PSA‑Zero Radiographic Progression on PSMA PET/CT: Registry Findings

03/05/2026
Radiographic progression on PSMA PET/CT may be seen even when prostate-specific antigen is undetectable, a discordance described by investigators from the Mayo Clinic PSMA PET Prostate Cancer Registry.
In this registry-based report spanning scans performed during 2021–2023, the authors describe how often this “PSA-zero” radiographic disease progression (rDP) occurred, where lesions appeared anatomically, what clinical features accompanied these presentations, and how progression was corroborated when serum PSA did not signal change. They also report an overall survival (OS) association tied to visceral involvement in univariate analysis. Overall, the report presents PSA-zero rDP as a registry-observed phenomenon with a defined frequency, lesion distribution, cohort context, and an OS signal, alongside author-described surveillance considerations and caveats.
Within the registry population of 2141 imaged patients, the authors identified 257 men (12%) with rDP on PSMA PET/CT despite undetectable PSA at the time of progression. Among these PSA-zero rDP cases, progression sites were reported as bone in 57%, lymph nodes in 18%, visceral organs in 15%, and local recurrence in 10%. The investigators presented these findings as an anatomic “where” description rather than a staging reclassification exercise. The distribution emphasized bone-predominant progression, with smaller subsets showing nodal, visceral, or local patterns.
The clinical context for the PSA-zero rDP cohort included disease presentations the authors characterize as high risk at diagnosis and often advanced by the time PSA-zero rDP was recognized.

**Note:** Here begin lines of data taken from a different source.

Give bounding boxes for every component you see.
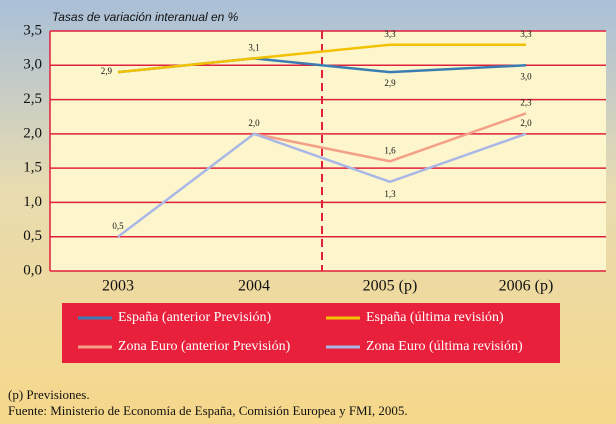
y-tick-label: 2,0 (23, 125, 42, 141)
legend-label: España (última revisión) (366, 310, 504, 325)
x-tick-label: 2004 (238, 278, 270, 295)
y-tick-label: 3,5 (23, 22, 42, 38)
legend-label: España (anterior Previsión) (118, 310, 272, 325)
y-tick-label: 1,5 (23, 160, 42, 176)
x-tick-label: 2003 (102, 278, 134, 295)
data-label: 2,3 (520, 97, 532, 107)
data-label: 3,1 (248, 42, 259, 52)
series-line (117, 132, 527, 238)
data-label: 3,3 (384, 29, 396, 39)
plot-area (50, 31, 606, 271)
y-tick-label: 1,0 (23, 194, 42, 210)
y-tick-label: 0,0 (23, 262, 42, 278)
data-label: 2,9 (384, 78, 396, 88)
legend (62, 303, 560, 363)
data-label: 1,6 (384, 145, 396, 155)
data-label: 2,0 (520, 118, 532, 128)
footnote: Fuente: Ministerio de Economía de España… (8, 403, 408, 418)
data-label: 3,3 (520, 29, 532, 39)
data-label: 0,5 (112, 221, 124, 231)
footnote: (p) Previsiones. (8, 387, 90, 402)
data-label: 1,3 (384, 189, 396, 199)
x-tick-label: 2006 (p) (499, 278, 554, 295)
chart-title: Tasas de variación interanual en % (52, 10, 239, 24)
series-line (253, 112, 527, 163)
y-tick-label: 0,5 (23, 228, 42, 244)
legend-label: Zona Euro (última revisión) (366, 339, 523, 354)
y-tick-label: 2,5 (23, 91, 42, 107)
legend-label: Zona Euro (anterior Previsión) (118, 339, 291, 354)
data-label: 3,0 (520, 71, 532, 81)
data-label: 2,0 (248, 118, 260, 128)
series-line (117, 43, 526, 74)
data-label: 2,9 (101, 66, 113, 76)
y-tick-label: 3,0 (23, 57, 42, 73)
x-tick-label: 2005 (p) (363, 278, 418, 295)
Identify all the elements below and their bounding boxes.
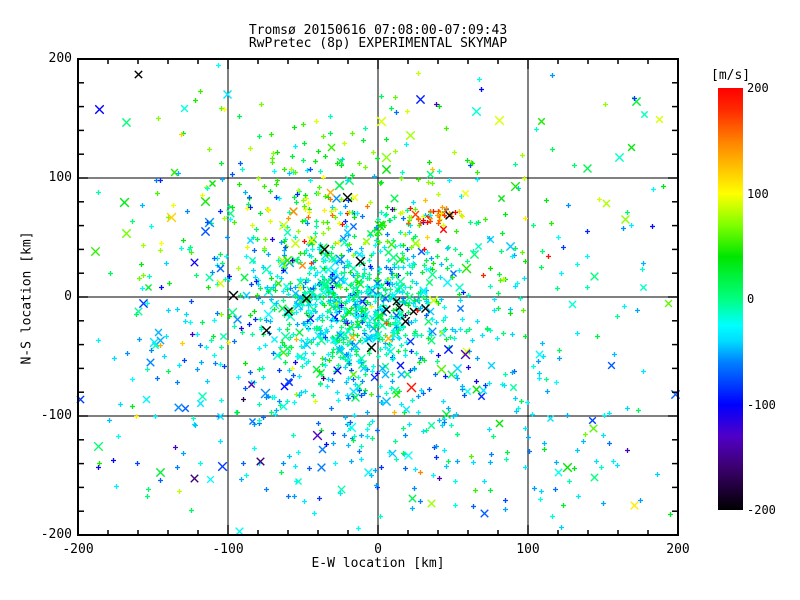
- x-tick-label: 200: [666, 542, 690, 557]
- colorbar-tick-label: -200: [747, 503, 776, 517]
- colorbar-gradient: [718, 88, 743, 510]
- y-tick-label: 200: [48, 51, 72, 66]
- y-tick-label: -100: [40, 408, 72, 423]
- chart-subtitle: RwPretec (8p) EXPERIMENTAL SKYMAP: [248, 36, 508, 51]
- chart-title: Tromsø 20150616 07:08:00-07:09:43: [248, 23, 508, 38]
- x-tick-label: 0: [374, 542, 382, 557]
- y-tick-label: 100: [48, 170, 72, 185]
- y-tick-label: 0: [64, 289, 72, 304]
- colorbar-tick-label: -100: [747, 397, 776, 412]
- y-axis-label: N-S location [km]: [19, 231, 35, 365]
- colorbar-tick-label: 100: [747, 186, 769, 201]
- x-tick-label: -100: [212, 542, 244, 557]
- x-tick-label: -200: [62, 542, 94, 557]
- x-axis-label: E-W location [km]: [311, 556, 445, 571]
- colorbar-tick-label: 200: [747, 81, 769, 95]
- colorbar-tick-label: 0: [747, 292, 755, 306]
- y-tick-label: -200: [40, 527, 72, 542]
- colorbar-unit-label: [m/s]: [711, 68, 751, 83]
- x-tick-label: 100: [516, 542, 540, 557]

At initial diagnosis, median primary Gleason score was 8 (IQR 7–9) and median PSA was 11.1 ng/mL (IQR 5.6–32.7); 61% had initially localized disease with later recurrence after primary local therapy, while 39% presented with de novo metastatic disease. Median time from diagnosis to PSA-zero rDP was reported as 51.9 months (IQR 18.4–115.5) in the abstract, while the Results section reports a median of 119 months (IQR 30.8–368.5). By the time of PSA-zero rDP, 184 patients (72%) had progressed to castration-resistant prostate cancer, and most had received systemic therapy before this point. When PSA was undetectable, biopsies were obtained in 18 patients (7%), yielding adenocarcinoma in 17 and small cell/neuroendocrine features in 1; other corroboration approaches described included interval imaging evolution and treatment-response correlation. The cohort description pairs aggressive baseline features with selective tissue confirmation alongside longitudinal imaging and clinical context.
In outcomes analyses reported after PSA-zero rDP, the authors highlighted a univariate association between visceral involvement and worse OS. Specifically, in univariate Cox regression, visceral metastases were the only factor reported as significantly associated with poorer OS (hazard ratio 8.8, 95% CI 2.86–26.67; p < 0.0001), whereas other evaluated variables did not meet statistical significance in that analysis. The investigators also reported OS differences by rDP site using Kaplan–Meier comparisons, with visceral involvement described as having the poorest survival curves. In the authors’ framing, these analyses link visceral disease on imaging at PSA-zero rDP with a markedly worse OS signal in this dataset.
In discussion, the authors noted that PSA alone may not fully reflect disease activity for some patients and discussed periodic advanced imaging irrespective of PSA value in relation to earlier detection and management; they also acknowledged the retrospective design, potential selection bias, and short follow-up. They noted that imaging in the registry was performed based on clinical factors and follow-up protocols, not solely PSA triggers, which they describe as enabling detection of radiographic change during PSA suppression. Reported limitations included the retrospective nature of the analysis with potential selection bias, short follow-up, and the authors’ call for prospective studies to more definitively assess the impact of serial advanced imaging on outcomes. The report’s closing message balances the authors’ surveillance-focused interpretation with the constraints they outline for generalizing these registry findings.
Key Takeaways:
- The authors reported PSA-zero rDP in 257 of 2141 imaged patients (12%), with lesions most often in bone and smaller proportions in nodal, visceral, and local sites as detailed in their distribution.
- Reported cohort features included high-grade disease at diagnosis, frequent castration-resistant status by the time of PSA-zero rDP, and limited biopsy confirmation (18 cases) supplemented by longitudinal imaging and treatment-response correlation.
- In univariate analysis, visceral involvement was the only factor the authors reported as significantly associated with worse OS (HR 8.8). They also discussed periodic advanced imaging irrespective of PSA value in the context of detecting radiographic change during PSA suppression, while noting the study’s retrospective design, potential selection bias, and short follow-up.